Credit Suisse’s new chairman, António Horta-Osório, is still skirting around one of his biggest challenges in turning the bank around: reining in its free-wheeling culture, finews.com senior contributor Katharina Bart writes.

It’s hard to glean anything from António Horta-Osório’s inaugural interview as chairman of Credit Suisse – except that he would have been a perfect fit for the diplomatic corps. There is nary a careless word or misstep in his first Swiss foray.

Like a true diplomat, what the 57-year-old Portuguese-British executive leaves unsaid is more important than what he does say. Horta-Osório is grappling with Credit Suisse’s culture. At the best of times, the 165-year-old Swiss lender has won client loyalty (and revenue) by fostering entrepreneurial risk-taking. At the worst of times, it has become embroiled in embarrassing and costly failures such as Greensill and Archegos.

One Size Fits All?

«I expect everyone to act as a team and over time for a new culture to emerge – one of working together,» he says. Good luck with that, Sir Tónio! Cultural divides and identities run deep at Credit Suisse, and Horta-Osório has lost some momentum by avoiding a call to arms.
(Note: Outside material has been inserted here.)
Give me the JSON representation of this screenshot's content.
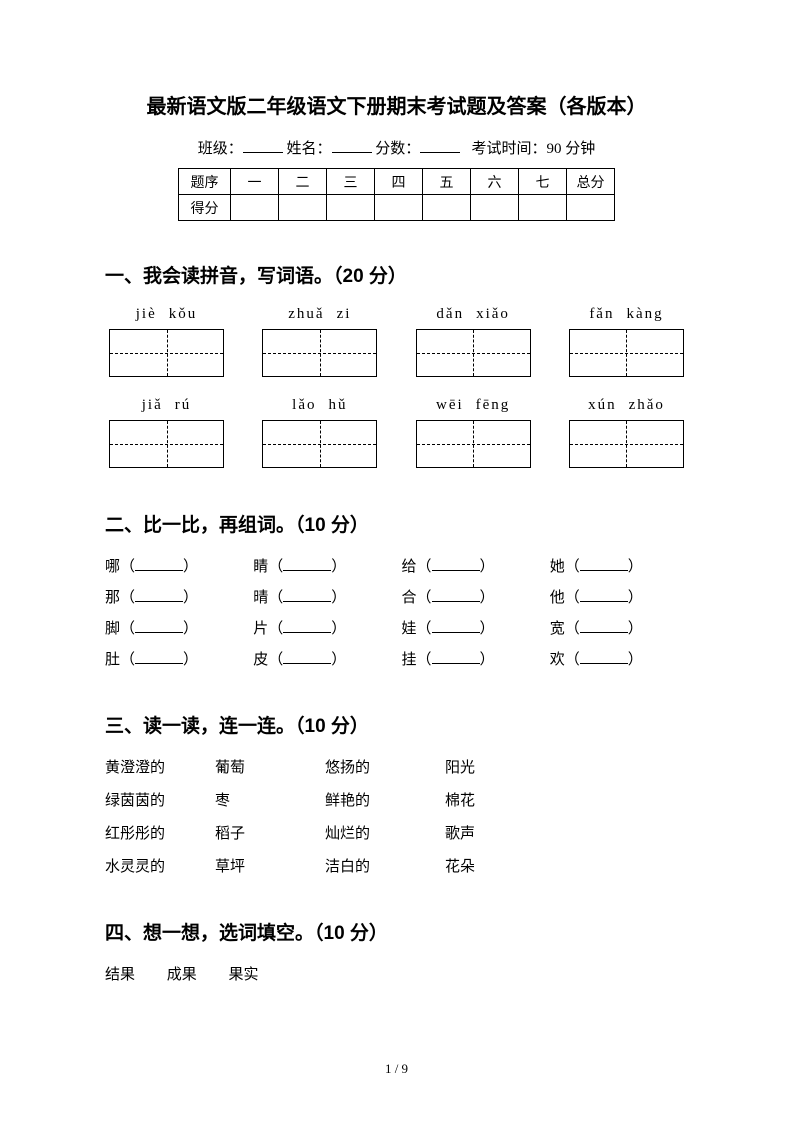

The simplest illustration of this is millennial investment bankers who still refer to themselves as with «First Boston» despite the brand being buried by Credit Suisse 15 years ago. The moniker died after ex-CSFB CEO John Mack branded it a «giant casino», valuing speculative bets and bonuses over long-term profits.

Greensill is the latest manifestation of this attitude, with a «one-bank» twist. A Credit Suisse asset manager seized the opportunity to pick David Solo’s brain in 2017. He was rewarded with an introduction to Greensill Capital. Credit Suisse’s business with Greensill eventually expanded to $10.1 billion in funds; founder-CEO Lex Greensill as a wealth management client; and an «in» for the U.K. company’s planned stock-listing, then touted at up to $7 billion (behind paywall).

Risk On Or Off

Horta-Osório knows a distinctive capital markets culture from two years in Goldman Sachs’ corporate finance department in London and New York during the roaring 1990s. So why is he so vague about how he plans to tackle Credit Suisse’s cultural issues, one of three key problems he identified nine weeks ago?

The first reason is that Credit Suisse is still battening down the hatches, and Horta-Osório’s sanguine remarks belie the gravity of the bank’s situation. It has already locked down its risk as it reviews how Greensill, then Archegos could have happened.

Investors should look for how Horta-Osório and Richard Meddings, who is standing in as the board’s risk overseer and himself an ex-CSFB banker, take their feet of the brake pedal and allow bigger bets – chiefly in markets, but also in Asia as well as the wider wealth management arm’s lending – to go through.

Shareholder Mix

The second, even more delicate issue is Qatar, which as Credit Suisse’s shareholder has been the driving force behind its risk-taking since 2008-09. The emirate’s backing in a swift cap hike in April will complicate efforts to slash risk even more drastically, especially in its markets division but also in lending to wealthy clients.

Handily for Horta-Osório, he already knows two top-five Credit Suisse shareholders – Natixis-owned Harris Associates and Blackrock – very well; they are the largest investors at Lloyds, which he ran until nine weeks ago. 

Squaring the Circle

A Credit Suisse banker once compared wandering the bank’s hallowed halls to a collection of circuses. Each was entertaining and engaging in its own way, but with no big top lending the whole thing an identity. Horta-Osório’s mission is to square the circle of finding and cultivating a common culture without choking off innovation.